The New York City Commission on Human Rights (Commission) issued a guidance to assist employers in understanding the New York City’s Salary History law, which has been effective since October 31, 2017. The purpose of this article is to highlight some of the most important new rules. As previously stated in our prior May 11, 2017 compliance article, “It is an unlawful discriminatory practice for employers to inquire about the salary history of an applicant for employment or rely on the wage history of an applicant in determining the salary, benefits, or others compensation for such applicant during the hiring process, including the negotiation of a contract.”
According to the guidance, this salary history ban applies to employers of any size that are hiring job applicants in New York City. The guidance states that if a discriminatory practice occurs outside of New York City, “there could be jurisdiction if the impact of the unlawful discriminatory practice is felt in New York City.”
The law does not apply to:
- Internal transfer or promotion with their current employer;
- Applicants for public sector jobs for which salary is governed by a collective bargaining agreement; and
- People, including former employers, who disclose information about salary history to the hiring employer.
The employer’s job application can request information about the applicant’s compensation expectations or demands but not the applicant’s salary history. If the employer unintentionally discovers the applicant’s salary history through public search or background check, the employer will not be found liable, but cannot rely on the information in determining what to offer the applicant in salary, benefits, and other compensation.
The law allows employers to:
- Inquire about objective indicators of an applicant’s productivity which can include expectations concerning revenues or sales attributable to the applicant; and
- Discuss whether the applicant will be forfeiting equity or deferred compensation by taking the position.
If an applicant voluntarily discloses their salary history without prompting, the employer can discuss and inquire about the applicant’s history, verify the applicant’s representations, and rely on the applicant’s salary history in determining an offer. The guidance clarifies that a voluntary disclosure of salary history is “without prompting” when the applicant does not “think that the employer encouraged the disclosure based on the overall context and the employer’s words or actions.”
The guidance reminds employers to take into consideration of the NYC Human Rights Law when conducting background checks for criminal and credit history. Specifically, “In circumstances where an employer is legally permitted to perform a background check before a conditional offer has been made, or decide to run a background check after a conditional offer, the Commission recommends that employers specify to reporting agencies the information about salary history be excluded from the report.”
The guidance gives a broad definition of the terms “benefits” and “other compensation” as it includes car allowance, retirement plan, or bonuses. Employers cannot ask about commissions an applicant earned or ask about the applicant’s current or former profit percentage.
The Commission enforces civil penalties for violations in amounts of up to $125,000 for an unintentional violation and up to $250,000 where the violation is willful and malicious.
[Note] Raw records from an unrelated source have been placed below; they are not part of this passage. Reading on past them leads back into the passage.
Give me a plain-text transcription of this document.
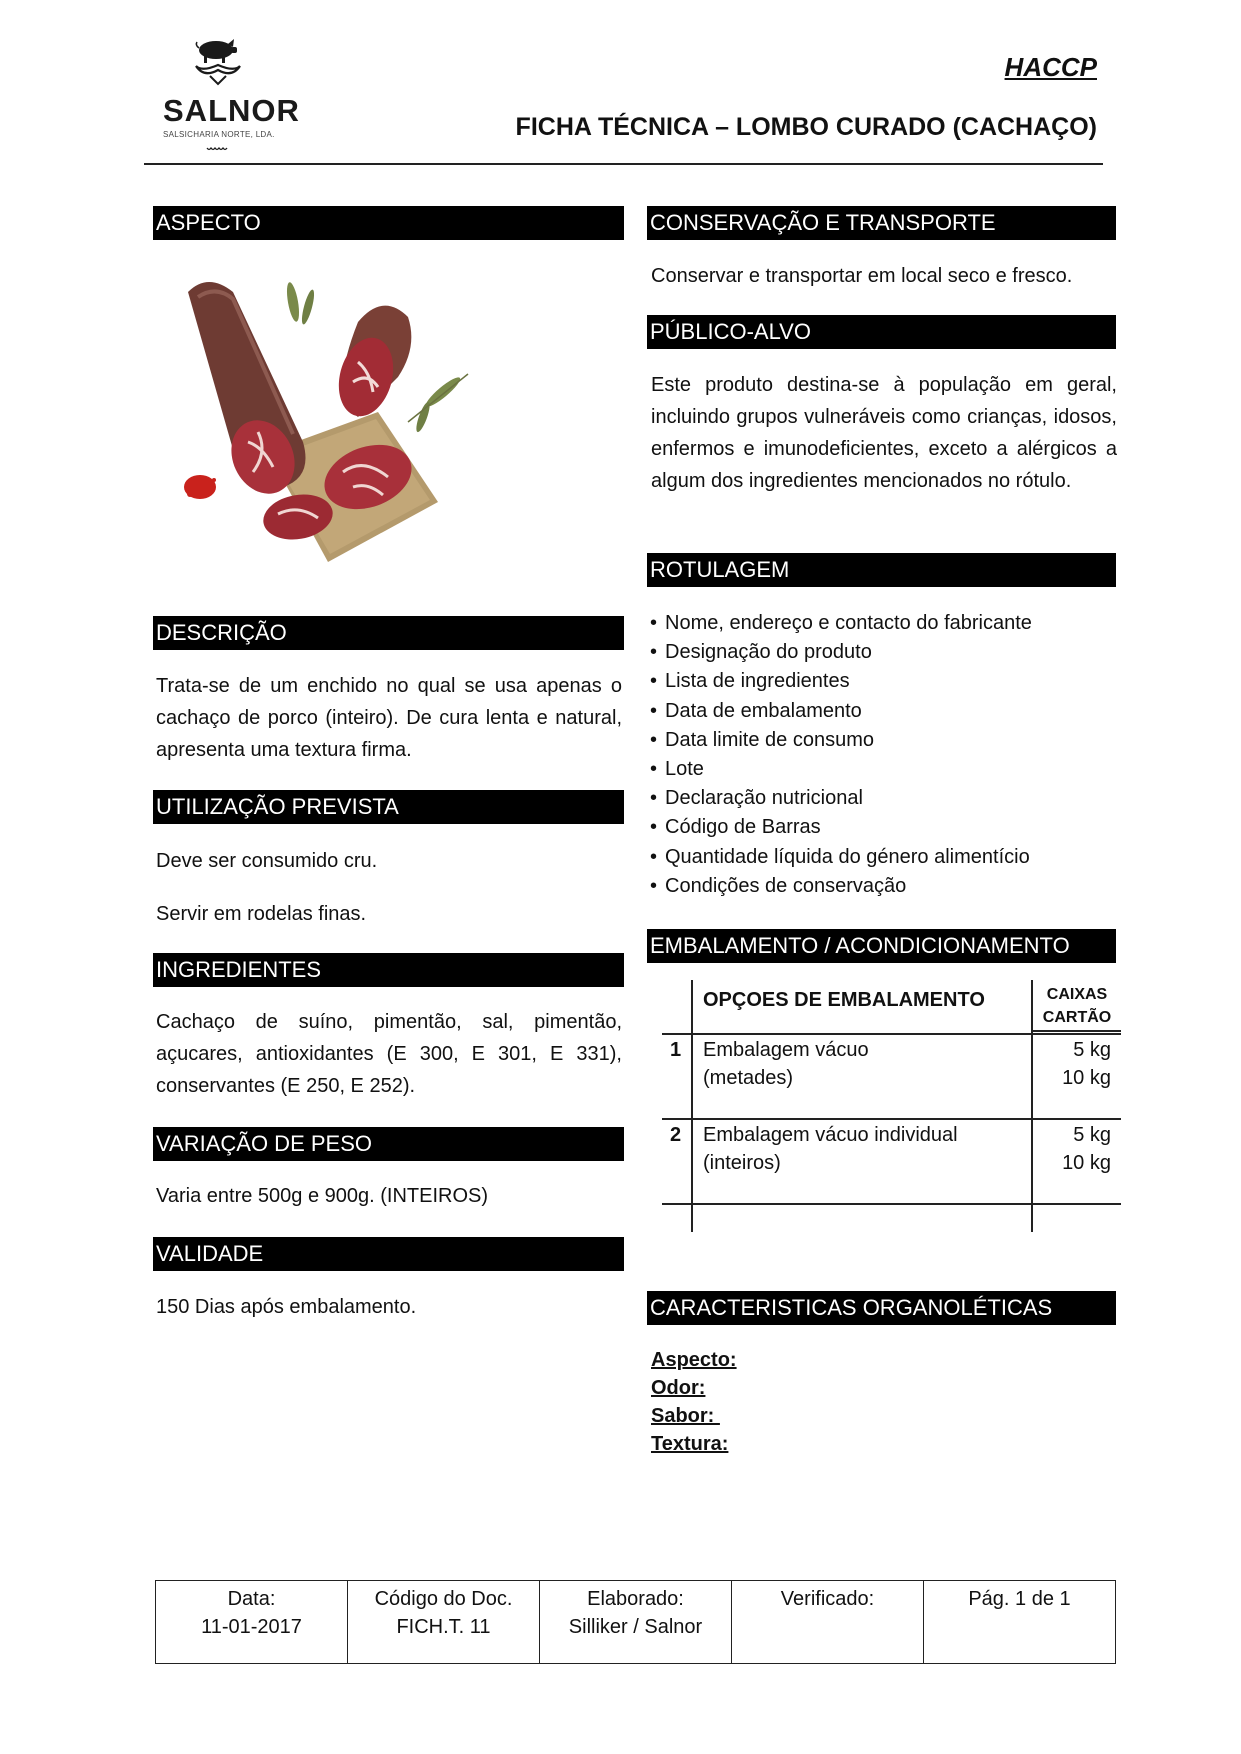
SALNOR
SALSICHARIA NORTE, LDA.
HACCP
FICHA TÉCNICA – LOMBO CURADO (CACHAÇO)
ASPECTO
DESCRIÇÃO
Trata-se de um enchido no qual se usa apenas o cachaço de porco (inteiro). De cura lenta e natural, apresenta uma textura firma.
UTILIZAÇÃO PREVISTA
Deve ser consumido cru.
Servir em rodelas finas.
INGREDIENTES
Cachaço de suíno, pimentão, sal, pimentão, açucares, antioxidantes (E 300, E 301, E 331), conservantes (E 250, E 252).
VARIAÇÃO DE PESO
Varia entre 500g e 900g. (INTEIROS)
VALIDADE
150 Dias após embalamento.
CONSERVAÇÃO E TRANSPORTE
Conservar e transportar em local seco e fresco.
PÚBLICO-ALVO
Este produto destina-se à população em geral, incluindo grupos vulneráveis como crianças, idosos, enfermos e imunodeficientes, exceto a alérgicos a algum dos ingredientes mencionados no rótulo.
ROTULAGEM
• Nome, endereço e contacto do fabricante
• Designação do produto
• Lista de ingredientes
• Data de embalamento
• Data limite de consumo
• Lote
• Declaração nutricional
• Código de Barras
• Quantidade líquida do género alimentício
• Condições de conservação
EMBALAMENTO / ACONDICIONAMENTO
OPÇOES DE EMBALAMENTO	CAIXAS
CARTÃO
1 Embalagem vácuo
(metades)
5 kg
10 kg
2 Embalagem vácuo individual
(inteiros)
5 kg
10 kg
CARACTERISTICAS ORGANOLÉTICAS
Aspecto:
Odor:
Sabor:
Textura:
Data:
11-01-2017
Código do Doc.
FICH.T. 11
Elaborado:
Silliker / Salnor
Verificado:	Pág. 1 de 1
The guidance made the following suggestions for employers regarding the law:
- During the hiring process, focus questions on applicants’ salary demands, skills, and qualifications;
- Ensure that job applications and other forms do not include a question about applicants’ salary history, even if such questions are framed as “voluntary;” and
- Modify written policies and educate interviewers and hiring staff to prohibit inquiries about applicants’ salary history.